I looked at the code and did some testing using flex and amfphp - it seems that i can pass whatever session-id that i want - meaning i only get an error if i pass an empty session id. there is no comparison between the session id that is passed and the actual session id of the current global user.
if that is really the case a recommend adding to the services_method_call this section
if ($method['#auth'] and variable_get('services_use_sessid', TRUE)) {
$sessid = array_shift($args);
global $user;
if (empty($sessid) || ($user->uid != 0 && $user->sid != $sessid)) {
return services_error(t('Invalid sessid.'));
}
$session_backup = services_session_load($sessid);
}instead of this
if ($method['#auth'] and variable_get('services_use_sessid', TRUE)) {
$sessid = array_shift($args);
if (empty($sessid)) {
return services_error(t('Invalid sessid.'));
}
$session_backup = services_session_load($sessid);
}by doing so every authenticated user call a comparison between the session ids take place.

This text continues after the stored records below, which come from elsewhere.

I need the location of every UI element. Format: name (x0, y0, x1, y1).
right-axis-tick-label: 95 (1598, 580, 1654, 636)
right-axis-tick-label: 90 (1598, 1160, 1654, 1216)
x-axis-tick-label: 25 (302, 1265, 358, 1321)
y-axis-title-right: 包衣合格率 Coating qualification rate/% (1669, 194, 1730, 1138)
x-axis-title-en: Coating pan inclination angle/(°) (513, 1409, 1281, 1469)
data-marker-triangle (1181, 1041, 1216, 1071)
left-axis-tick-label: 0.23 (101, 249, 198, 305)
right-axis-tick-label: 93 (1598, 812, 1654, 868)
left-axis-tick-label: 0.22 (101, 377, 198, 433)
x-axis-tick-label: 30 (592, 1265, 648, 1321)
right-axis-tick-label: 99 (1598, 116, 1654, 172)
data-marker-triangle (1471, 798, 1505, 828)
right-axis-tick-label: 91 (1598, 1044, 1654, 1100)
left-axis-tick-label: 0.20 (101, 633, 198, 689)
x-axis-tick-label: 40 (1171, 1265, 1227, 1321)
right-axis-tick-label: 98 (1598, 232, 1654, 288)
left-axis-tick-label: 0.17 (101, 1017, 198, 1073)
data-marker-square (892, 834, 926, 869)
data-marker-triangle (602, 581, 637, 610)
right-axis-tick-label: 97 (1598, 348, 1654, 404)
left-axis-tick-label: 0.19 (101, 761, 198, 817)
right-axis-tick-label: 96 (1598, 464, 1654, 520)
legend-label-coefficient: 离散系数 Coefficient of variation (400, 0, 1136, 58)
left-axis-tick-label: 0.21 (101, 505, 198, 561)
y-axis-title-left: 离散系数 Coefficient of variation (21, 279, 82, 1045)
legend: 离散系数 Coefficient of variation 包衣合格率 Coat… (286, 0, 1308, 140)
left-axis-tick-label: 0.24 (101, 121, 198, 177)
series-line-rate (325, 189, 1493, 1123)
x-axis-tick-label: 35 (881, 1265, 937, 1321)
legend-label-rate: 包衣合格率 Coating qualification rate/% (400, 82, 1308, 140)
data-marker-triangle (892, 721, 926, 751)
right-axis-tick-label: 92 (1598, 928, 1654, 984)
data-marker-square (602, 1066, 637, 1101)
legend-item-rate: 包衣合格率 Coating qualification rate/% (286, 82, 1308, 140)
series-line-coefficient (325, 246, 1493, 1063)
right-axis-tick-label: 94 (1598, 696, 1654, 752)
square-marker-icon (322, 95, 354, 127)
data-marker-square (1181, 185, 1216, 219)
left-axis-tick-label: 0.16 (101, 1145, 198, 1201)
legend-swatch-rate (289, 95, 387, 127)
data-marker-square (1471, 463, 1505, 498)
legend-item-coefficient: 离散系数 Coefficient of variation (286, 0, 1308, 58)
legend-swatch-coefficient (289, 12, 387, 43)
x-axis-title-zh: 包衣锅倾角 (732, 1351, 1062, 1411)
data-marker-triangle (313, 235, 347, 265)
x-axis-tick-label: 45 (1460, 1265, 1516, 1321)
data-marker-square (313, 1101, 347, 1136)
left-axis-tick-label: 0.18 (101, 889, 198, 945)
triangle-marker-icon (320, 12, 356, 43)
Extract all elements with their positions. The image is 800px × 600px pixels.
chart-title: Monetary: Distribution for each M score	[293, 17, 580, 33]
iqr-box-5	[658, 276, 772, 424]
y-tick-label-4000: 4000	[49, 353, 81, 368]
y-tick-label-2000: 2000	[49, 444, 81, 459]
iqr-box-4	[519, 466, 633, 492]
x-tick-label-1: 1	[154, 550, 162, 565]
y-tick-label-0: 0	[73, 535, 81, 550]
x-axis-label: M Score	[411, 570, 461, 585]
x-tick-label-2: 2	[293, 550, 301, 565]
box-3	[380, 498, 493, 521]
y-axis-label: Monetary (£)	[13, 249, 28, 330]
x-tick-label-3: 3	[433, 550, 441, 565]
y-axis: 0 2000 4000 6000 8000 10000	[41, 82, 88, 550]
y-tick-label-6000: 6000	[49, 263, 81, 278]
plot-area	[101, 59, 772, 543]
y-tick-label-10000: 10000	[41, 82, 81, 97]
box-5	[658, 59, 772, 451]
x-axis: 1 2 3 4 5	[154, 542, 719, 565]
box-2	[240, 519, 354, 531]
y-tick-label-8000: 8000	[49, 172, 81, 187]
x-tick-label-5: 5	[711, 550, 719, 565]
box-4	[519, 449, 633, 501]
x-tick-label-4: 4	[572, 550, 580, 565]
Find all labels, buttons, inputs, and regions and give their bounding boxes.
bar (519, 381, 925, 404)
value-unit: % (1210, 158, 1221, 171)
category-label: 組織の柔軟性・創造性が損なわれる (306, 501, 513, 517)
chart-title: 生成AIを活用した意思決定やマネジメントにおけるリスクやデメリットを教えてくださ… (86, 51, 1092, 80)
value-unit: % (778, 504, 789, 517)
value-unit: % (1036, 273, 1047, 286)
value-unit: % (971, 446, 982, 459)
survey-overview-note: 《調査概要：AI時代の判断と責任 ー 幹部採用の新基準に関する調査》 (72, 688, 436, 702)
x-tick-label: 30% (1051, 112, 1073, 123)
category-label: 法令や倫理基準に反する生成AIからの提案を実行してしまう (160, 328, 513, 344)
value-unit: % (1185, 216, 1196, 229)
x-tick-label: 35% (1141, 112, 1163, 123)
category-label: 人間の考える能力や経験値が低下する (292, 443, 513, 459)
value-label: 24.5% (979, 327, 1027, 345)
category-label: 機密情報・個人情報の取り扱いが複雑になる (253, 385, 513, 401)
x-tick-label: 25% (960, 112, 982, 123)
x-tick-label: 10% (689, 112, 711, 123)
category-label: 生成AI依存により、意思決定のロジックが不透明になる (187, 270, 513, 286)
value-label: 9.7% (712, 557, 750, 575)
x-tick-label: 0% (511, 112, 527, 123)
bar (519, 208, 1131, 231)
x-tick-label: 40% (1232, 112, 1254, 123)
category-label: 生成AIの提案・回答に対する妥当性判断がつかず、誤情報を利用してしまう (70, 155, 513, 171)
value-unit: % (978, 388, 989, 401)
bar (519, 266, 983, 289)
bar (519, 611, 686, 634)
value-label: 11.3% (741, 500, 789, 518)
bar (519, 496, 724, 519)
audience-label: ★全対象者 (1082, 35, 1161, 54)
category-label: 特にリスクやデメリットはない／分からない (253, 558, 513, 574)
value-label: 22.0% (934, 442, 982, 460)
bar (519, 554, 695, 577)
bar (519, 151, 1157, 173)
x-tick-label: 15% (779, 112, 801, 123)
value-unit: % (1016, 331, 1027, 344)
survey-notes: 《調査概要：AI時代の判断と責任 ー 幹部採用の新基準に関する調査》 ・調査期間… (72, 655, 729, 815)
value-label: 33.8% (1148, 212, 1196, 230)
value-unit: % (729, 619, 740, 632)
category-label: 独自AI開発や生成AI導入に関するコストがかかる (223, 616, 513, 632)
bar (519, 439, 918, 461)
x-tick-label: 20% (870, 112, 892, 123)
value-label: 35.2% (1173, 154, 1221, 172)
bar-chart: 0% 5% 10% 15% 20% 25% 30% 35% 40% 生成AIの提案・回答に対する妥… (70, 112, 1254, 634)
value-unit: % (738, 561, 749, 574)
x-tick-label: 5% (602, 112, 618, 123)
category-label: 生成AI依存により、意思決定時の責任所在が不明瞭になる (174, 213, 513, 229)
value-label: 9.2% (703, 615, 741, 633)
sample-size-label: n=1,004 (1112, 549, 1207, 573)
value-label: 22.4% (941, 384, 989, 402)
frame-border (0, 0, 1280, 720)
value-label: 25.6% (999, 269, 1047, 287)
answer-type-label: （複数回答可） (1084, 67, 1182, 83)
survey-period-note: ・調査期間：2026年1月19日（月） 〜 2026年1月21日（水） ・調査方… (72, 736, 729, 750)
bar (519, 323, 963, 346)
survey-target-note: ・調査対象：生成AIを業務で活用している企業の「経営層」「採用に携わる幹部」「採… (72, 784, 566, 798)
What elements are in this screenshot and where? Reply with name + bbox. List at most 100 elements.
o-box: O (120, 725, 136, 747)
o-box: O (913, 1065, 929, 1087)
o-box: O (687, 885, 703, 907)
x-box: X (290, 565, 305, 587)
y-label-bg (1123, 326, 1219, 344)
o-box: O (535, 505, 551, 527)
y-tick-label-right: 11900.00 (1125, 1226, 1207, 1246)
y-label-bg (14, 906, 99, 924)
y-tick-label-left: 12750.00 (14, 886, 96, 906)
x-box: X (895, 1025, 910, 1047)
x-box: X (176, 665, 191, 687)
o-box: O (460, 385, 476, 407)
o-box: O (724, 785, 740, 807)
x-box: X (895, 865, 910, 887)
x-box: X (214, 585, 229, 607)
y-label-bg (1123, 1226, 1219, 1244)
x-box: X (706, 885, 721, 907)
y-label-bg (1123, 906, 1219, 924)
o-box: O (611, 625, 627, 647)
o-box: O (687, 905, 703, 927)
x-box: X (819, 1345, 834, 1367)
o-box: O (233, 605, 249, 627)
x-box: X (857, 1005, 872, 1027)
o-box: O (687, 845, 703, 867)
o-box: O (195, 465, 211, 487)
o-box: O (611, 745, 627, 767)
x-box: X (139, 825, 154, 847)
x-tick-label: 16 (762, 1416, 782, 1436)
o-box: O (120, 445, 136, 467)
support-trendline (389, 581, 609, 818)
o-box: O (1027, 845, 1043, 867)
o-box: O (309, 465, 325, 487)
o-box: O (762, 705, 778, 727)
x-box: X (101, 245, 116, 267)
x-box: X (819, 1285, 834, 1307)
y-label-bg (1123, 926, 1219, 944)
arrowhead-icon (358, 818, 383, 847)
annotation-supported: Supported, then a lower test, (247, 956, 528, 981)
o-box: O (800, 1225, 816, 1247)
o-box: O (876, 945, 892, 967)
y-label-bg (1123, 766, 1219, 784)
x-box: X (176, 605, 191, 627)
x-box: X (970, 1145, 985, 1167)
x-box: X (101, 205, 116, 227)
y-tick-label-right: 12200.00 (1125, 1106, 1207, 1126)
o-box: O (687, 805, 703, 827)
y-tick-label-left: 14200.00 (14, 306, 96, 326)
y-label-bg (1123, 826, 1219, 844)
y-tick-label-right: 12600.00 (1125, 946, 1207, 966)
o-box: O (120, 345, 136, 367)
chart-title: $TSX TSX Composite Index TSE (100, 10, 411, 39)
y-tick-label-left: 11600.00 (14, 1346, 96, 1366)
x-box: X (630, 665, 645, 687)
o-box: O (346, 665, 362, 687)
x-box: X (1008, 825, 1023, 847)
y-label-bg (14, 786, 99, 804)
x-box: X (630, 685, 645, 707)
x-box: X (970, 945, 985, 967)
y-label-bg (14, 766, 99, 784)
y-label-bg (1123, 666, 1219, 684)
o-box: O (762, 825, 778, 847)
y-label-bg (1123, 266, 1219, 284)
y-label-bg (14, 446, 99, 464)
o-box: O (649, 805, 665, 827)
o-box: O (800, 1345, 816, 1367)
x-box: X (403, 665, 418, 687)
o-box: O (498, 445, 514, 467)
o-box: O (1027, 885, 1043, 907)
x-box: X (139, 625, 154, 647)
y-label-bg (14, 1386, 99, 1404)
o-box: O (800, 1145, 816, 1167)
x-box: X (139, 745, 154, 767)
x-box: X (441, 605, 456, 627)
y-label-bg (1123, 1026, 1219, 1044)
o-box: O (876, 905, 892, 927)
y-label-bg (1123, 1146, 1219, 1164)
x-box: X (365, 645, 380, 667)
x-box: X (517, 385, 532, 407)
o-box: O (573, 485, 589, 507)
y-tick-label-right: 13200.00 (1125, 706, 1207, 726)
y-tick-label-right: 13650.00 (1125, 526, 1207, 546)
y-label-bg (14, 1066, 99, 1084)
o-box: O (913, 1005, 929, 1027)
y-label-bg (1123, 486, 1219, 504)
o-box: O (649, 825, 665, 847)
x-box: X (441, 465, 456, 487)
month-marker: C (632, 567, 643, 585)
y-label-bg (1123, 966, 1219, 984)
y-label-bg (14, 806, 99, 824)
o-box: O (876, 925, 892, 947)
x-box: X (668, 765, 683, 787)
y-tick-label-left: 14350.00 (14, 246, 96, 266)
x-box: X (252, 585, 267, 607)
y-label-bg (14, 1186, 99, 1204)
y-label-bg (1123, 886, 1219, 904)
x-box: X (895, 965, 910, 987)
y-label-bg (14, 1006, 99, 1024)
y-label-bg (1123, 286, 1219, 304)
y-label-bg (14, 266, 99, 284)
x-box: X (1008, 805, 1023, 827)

for unauthenticated user i believe that the best way is not to allow sensitive services call by using the user access argument of the service.
tell me what you think - ill be happy to create a patch if my solution seems good for everyone else except me ...
Comments
#1
I agree that there should be some verification of identity. Subscribe
#2
This solution doesn't make sense to me. When accessing a remote server from a client, the server's $user makes absolutely no sense, since there is no persistent user. This is why, when using user sessions, you have to pass a session id with every request. Your solution may work with clients that support cookies, but not all clients do (for instance Drupal's own XMLRPC client does not.) So I don't really get what you hope to acheive by adding the global $user line there.
In terms of the session IDs, while it is true you can pass any session id without error, that session is evaluated with the anonymous user's permissions. Passing in an existing session id is the only way to access any data that isn't already available to anyone.
I don't think there's a problem here.